Methods:Women ≥18 years with histologically confirmed advanced, recurrent, or metastatic EC with progressive disease after 1 platinum-based chemotherapy (2 if 1 given in neoadjuvant/ adjuvant setting) were enrolled. Patients were randomized 1:1 to lenvatinib 20 mg orally once daily plus pembrolizumab 200 mg intravenously every 3 weeks (≤35 cycles) or TPC (doxorubicin or paclitaxel). Primary endpoints were PFS per RECIST v1.1 by blinded independent central review and OS. No alpha was assigned for this subgroup analysis.
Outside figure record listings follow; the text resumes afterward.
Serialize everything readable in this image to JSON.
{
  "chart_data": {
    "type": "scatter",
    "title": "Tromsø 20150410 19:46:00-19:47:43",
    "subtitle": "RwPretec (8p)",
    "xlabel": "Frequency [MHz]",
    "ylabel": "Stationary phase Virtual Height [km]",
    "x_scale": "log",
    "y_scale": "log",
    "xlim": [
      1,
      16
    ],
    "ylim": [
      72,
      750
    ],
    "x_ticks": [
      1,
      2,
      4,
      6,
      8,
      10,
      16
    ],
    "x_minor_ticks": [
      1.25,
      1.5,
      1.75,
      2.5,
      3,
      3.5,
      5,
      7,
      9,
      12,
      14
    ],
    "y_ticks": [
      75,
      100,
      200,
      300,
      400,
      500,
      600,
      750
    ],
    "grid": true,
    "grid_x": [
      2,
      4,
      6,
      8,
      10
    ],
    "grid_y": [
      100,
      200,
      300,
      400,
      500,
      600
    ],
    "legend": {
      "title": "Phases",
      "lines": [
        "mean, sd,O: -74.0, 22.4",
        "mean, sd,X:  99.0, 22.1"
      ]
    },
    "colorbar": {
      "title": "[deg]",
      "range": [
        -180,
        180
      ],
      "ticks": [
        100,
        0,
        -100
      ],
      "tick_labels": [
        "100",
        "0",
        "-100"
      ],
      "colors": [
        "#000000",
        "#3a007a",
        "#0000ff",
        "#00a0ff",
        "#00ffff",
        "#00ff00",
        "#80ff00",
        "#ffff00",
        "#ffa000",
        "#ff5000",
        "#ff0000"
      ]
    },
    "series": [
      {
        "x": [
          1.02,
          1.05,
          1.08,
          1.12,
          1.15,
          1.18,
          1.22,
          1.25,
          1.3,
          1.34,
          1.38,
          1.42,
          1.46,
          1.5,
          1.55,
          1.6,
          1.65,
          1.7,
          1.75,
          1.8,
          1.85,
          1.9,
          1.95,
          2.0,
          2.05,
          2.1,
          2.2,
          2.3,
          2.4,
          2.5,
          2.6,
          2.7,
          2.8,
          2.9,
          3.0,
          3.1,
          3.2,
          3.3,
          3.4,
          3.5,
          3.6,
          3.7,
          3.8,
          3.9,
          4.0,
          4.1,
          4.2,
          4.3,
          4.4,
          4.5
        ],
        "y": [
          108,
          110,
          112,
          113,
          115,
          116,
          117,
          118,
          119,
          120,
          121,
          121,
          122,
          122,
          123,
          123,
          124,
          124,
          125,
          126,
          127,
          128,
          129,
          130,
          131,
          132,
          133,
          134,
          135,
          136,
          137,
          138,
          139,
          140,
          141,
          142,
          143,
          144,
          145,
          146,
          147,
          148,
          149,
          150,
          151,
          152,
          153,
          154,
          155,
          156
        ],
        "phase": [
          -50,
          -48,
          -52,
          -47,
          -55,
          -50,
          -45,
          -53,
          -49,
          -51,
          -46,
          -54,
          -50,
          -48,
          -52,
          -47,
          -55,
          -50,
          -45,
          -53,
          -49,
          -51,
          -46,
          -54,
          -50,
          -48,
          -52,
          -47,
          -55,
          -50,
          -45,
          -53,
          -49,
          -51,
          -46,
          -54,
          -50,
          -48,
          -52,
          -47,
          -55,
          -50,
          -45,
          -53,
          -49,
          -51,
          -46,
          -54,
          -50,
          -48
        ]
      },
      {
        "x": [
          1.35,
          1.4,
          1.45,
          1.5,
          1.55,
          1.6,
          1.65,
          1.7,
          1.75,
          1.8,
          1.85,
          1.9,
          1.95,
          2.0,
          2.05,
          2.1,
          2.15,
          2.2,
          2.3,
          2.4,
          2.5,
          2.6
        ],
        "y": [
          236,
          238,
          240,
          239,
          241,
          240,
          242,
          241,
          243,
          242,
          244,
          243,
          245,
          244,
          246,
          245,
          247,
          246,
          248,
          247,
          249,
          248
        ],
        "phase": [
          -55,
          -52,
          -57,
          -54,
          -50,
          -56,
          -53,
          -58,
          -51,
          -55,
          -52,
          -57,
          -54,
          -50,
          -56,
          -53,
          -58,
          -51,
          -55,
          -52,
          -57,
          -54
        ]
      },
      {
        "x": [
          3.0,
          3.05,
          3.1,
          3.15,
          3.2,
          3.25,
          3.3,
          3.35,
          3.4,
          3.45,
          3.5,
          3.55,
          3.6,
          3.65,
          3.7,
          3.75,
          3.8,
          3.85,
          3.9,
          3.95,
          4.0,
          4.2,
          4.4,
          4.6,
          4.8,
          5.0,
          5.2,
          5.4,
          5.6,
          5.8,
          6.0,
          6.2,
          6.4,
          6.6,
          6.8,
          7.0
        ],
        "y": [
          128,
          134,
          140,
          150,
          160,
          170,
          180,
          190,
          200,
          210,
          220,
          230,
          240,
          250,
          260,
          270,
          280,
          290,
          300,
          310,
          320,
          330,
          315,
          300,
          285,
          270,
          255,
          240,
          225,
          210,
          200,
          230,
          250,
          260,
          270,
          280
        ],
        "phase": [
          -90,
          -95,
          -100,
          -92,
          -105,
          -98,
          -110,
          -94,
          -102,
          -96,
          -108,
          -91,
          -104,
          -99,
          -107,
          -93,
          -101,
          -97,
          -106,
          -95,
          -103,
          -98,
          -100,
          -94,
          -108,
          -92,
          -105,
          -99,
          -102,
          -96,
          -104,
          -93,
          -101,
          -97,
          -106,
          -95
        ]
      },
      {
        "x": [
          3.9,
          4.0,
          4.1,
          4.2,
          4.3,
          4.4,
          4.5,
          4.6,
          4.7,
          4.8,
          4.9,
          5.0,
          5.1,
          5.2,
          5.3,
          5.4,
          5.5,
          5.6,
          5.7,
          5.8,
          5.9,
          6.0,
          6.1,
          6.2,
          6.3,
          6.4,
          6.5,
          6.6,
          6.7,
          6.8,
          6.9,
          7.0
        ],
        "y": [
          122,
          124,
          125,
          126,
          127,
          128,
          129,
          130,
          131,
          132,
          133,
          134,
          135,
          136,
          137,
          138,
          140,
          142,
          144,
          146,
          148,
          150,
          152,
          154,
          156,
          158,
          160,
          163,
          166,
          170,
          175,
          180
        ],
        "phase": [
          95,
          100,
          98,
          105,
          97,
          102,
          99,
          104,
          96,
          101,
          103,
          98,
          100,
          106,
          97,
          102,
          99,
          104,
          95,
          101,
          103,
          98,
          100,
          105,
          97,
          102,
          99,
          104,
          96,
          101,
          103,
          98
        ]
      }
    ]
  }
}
Results:Among 155 East Asian patients (lenvatinib+pembrolizumab, n=77; TPC, n=78), median follow-up time (data cutoff: March 1, 2022) was 34.3 (range, 25.1–43.0) months.Hazard ratios (HRs) with 95% confidence intervals (CIs) for PFS (lenvatinib+pembrolizumab vs. TPC) were 0.74 (0.49–1.10) and 0.64 (0.44–0.94) in the mismatch repair proficient (pMMR) and all-comer populations, respectively. HRs (95% CI) for OS were 0.68 (0.45–1.02) and 0.61 (0.41–0.90), respectively. ORRs were 36% with lenvatinib+pembrolizumab and 22% with TPC (pMMR) and 39% and 21%, respectively (all-comers). Treatment-related adverse events occurred in 97% and 96% (grade 3–5, 74% and 72%), respectively.
Conclusion:Lenvatinib+pembrolizumab provided clinically meaningful benefit with manageable safety compared with TPC, supporting its use in East Asian patients with previously treated advanced/recurrent EC.